What is administrative law?
Administrative law is law made by or about the executive branch agencies, departments, the President (at the federal level) or the governor (at the state level). Here are a few examples of federal agencies and departments that make administrative law:
- the Environmental Protection Agency;
- the Federal Communications Commission;
- the Securities and Exchange Commission; and
- the Department of Homeland Security.
At the federal level, executive branch agencies get their authority to make law when Congress delegates such authority to them in statutes. Statutes that authorize agencies to make law are called authority statutes. Most agencies with statutory authority to make laws engage in two types of lawmaking activity:
- "quasi-legislative: or rule-making activity - called regulations and look like statutes;
- "quasi-judicial" or decision-making authority - called decisions and look like case law.
Regulations
The major difference between statutes and regulations is that statutes are made by the legislature, while regulations are made by agencies and departments of the executive branch acting under statutory authority. Another difference is that authority statutes tend to be less detailed than regulations. They create a broad legal framework and call upon an agency to fill in the details. Both statutes and regulations have the force of law. Because regulations tend to be more specific than the statutes that authorize them, you might think it is sufficient to find and read just the regulations. In reality, it is extremely important to find and read both the relevant statutes and the relevant regulations. If the agency that made the regulations exceeded the scope of its statutory authority in making them, the regulations will be invalid. You can only judge the validity of regulations by reading them with the statutes that authorized them.

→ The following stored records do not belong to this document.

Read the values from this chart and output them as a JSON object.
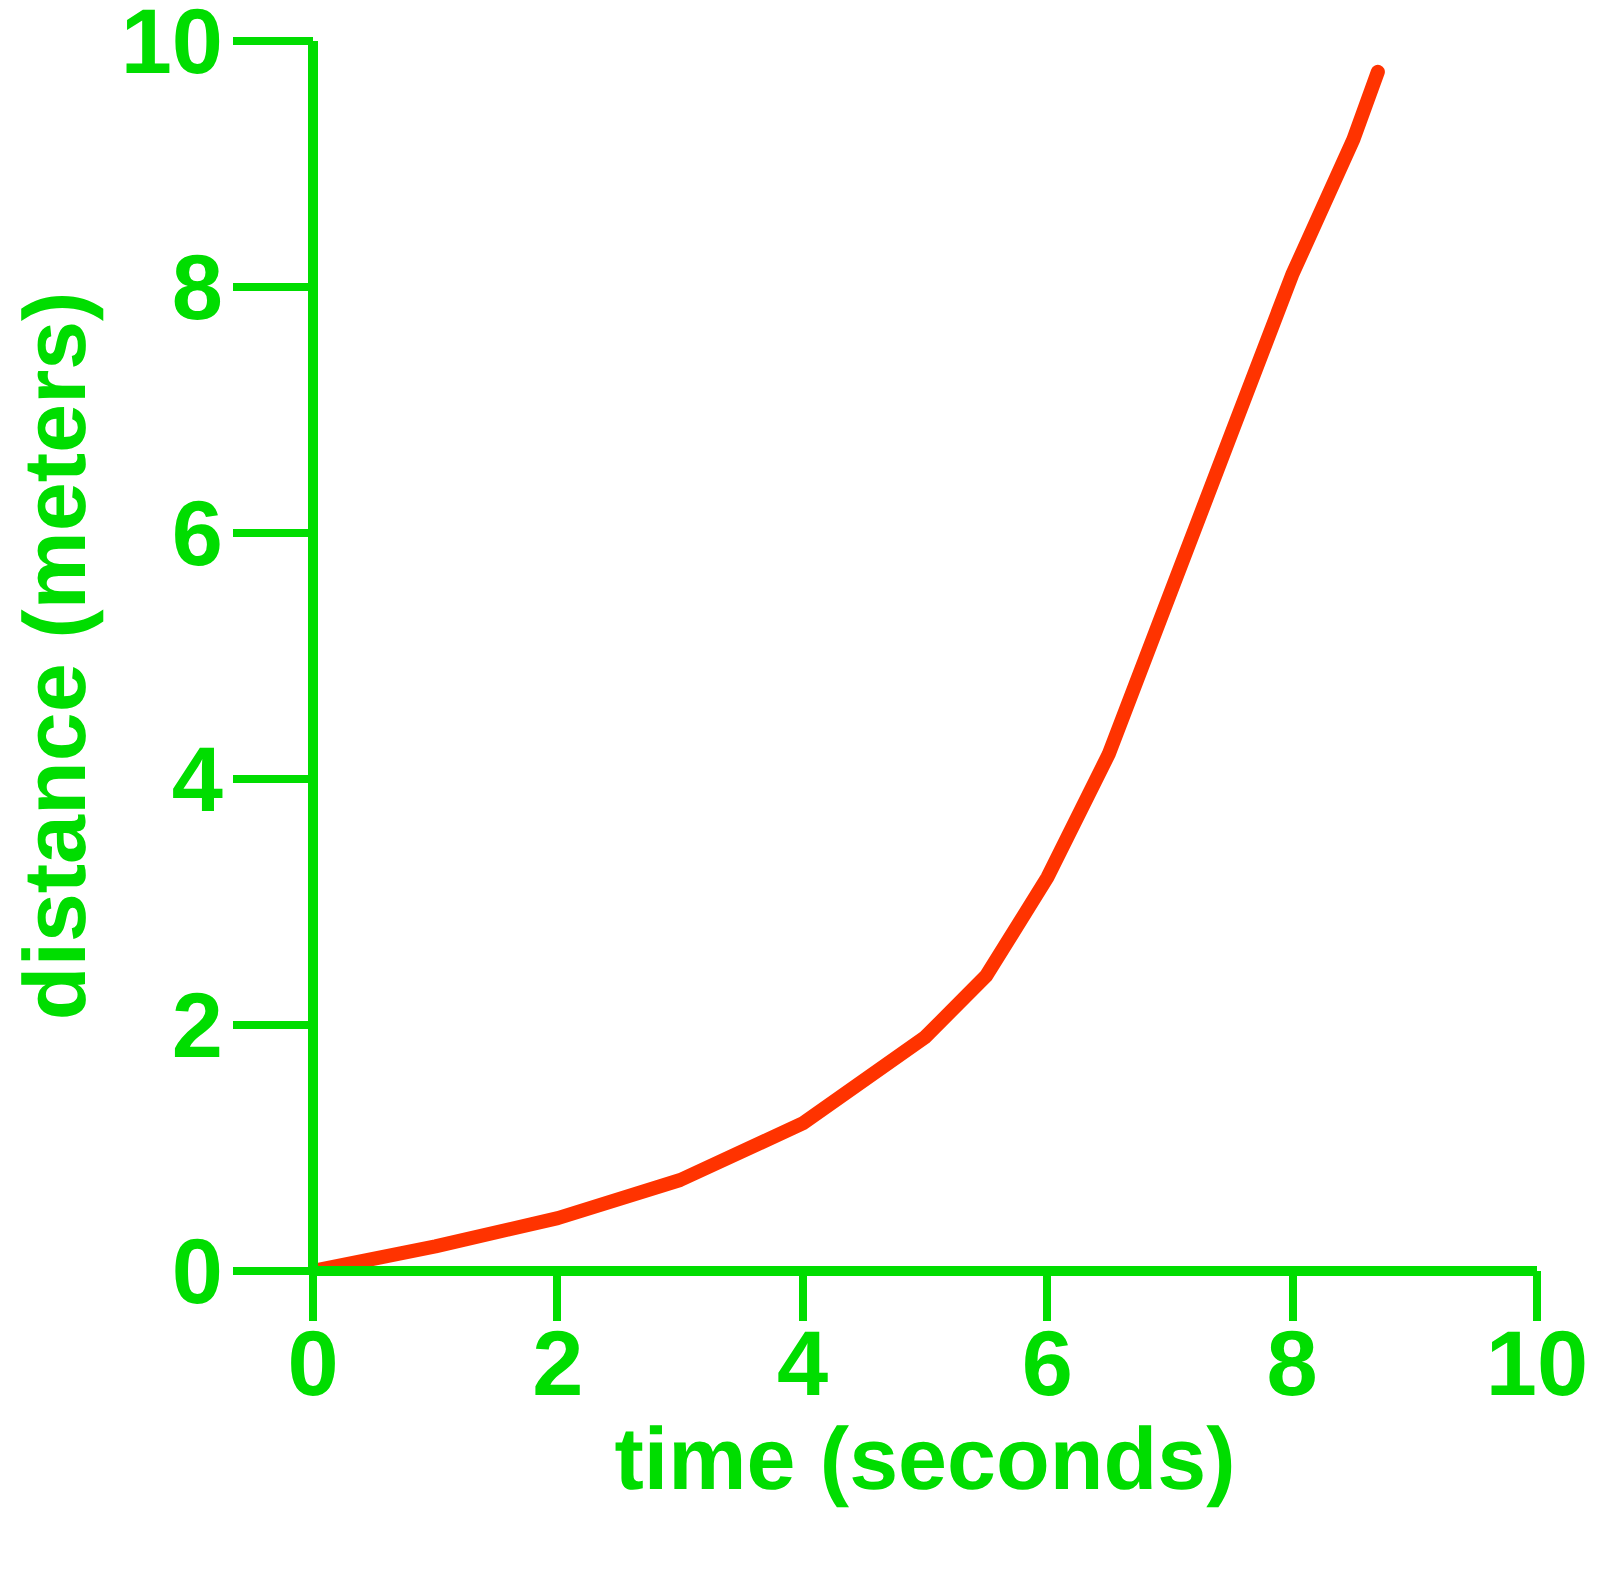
{
  "chart_data": {
    "type": "line",
    "xlabel": "time (seconds)",
    "ylabel": "distance (meters)",
    "xlim": [
      0,
      10
    ],
    "ylim": [
      0,
      10
    ],
    "xticks": [
      0,
      2,
      4,
      6,
      8,
      10
    ],
    "yticks": [
      0,
      2,
      4,
      6,
      8,
      10
    ],
    "grid": false,
    "marker": "none",
    "line_style": "solid",
    "series": [
      {
        "color": "#ff3300",
        "x": [
          0,
          1,
          2,
          3,
          4,
          5,
          5.5,
          6,
          6.5,
          7,
          7.5,
          8,
          8.5,
          8.7
        ],
        "values": [
          0,
          0.2,
          0.43,
          0.74,
          1.2,
          1.9,
          2.4,
          3.2,
          4.2,
          5.5,
          6.8,
          8.1,
          9.2,
          9.75
        ]
      }
    ]
  }
}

Regulations are published in two official sources. The firs source in which federal regulations appear is a daily periodical called the Federal Register. Regulations are published in the Federal Register as they become final, so they are arranged chronologically. The second official source of federal regulations is an annual publication called the Code of Federal Regulations (C.F.R.), in which the regulations are arranged by subject. The process of compiling the regulations into a subject arrangement is called codification. Altogether, there are 50 numbered titles in the C.F.R., each representing one broad topical area of federal regulation.
Decisions
In addition to making regulations, most federal agencies also issue decisions. The need to issue decision arises from agencies' enforcement duties, such as fines for violations of their regulations. To do so they must first determine whether the regulations have actually been violated. This may involve holding a hearing, and usually involves issuing a written decision that interprets the regulations. Unlike federal regulations, federal administrative decisions are not all published in the same official sources. Most agencies publish their own reporters, and many of these reporters are seriously out of date. Furthermore, few libraries carry reporters from every agency.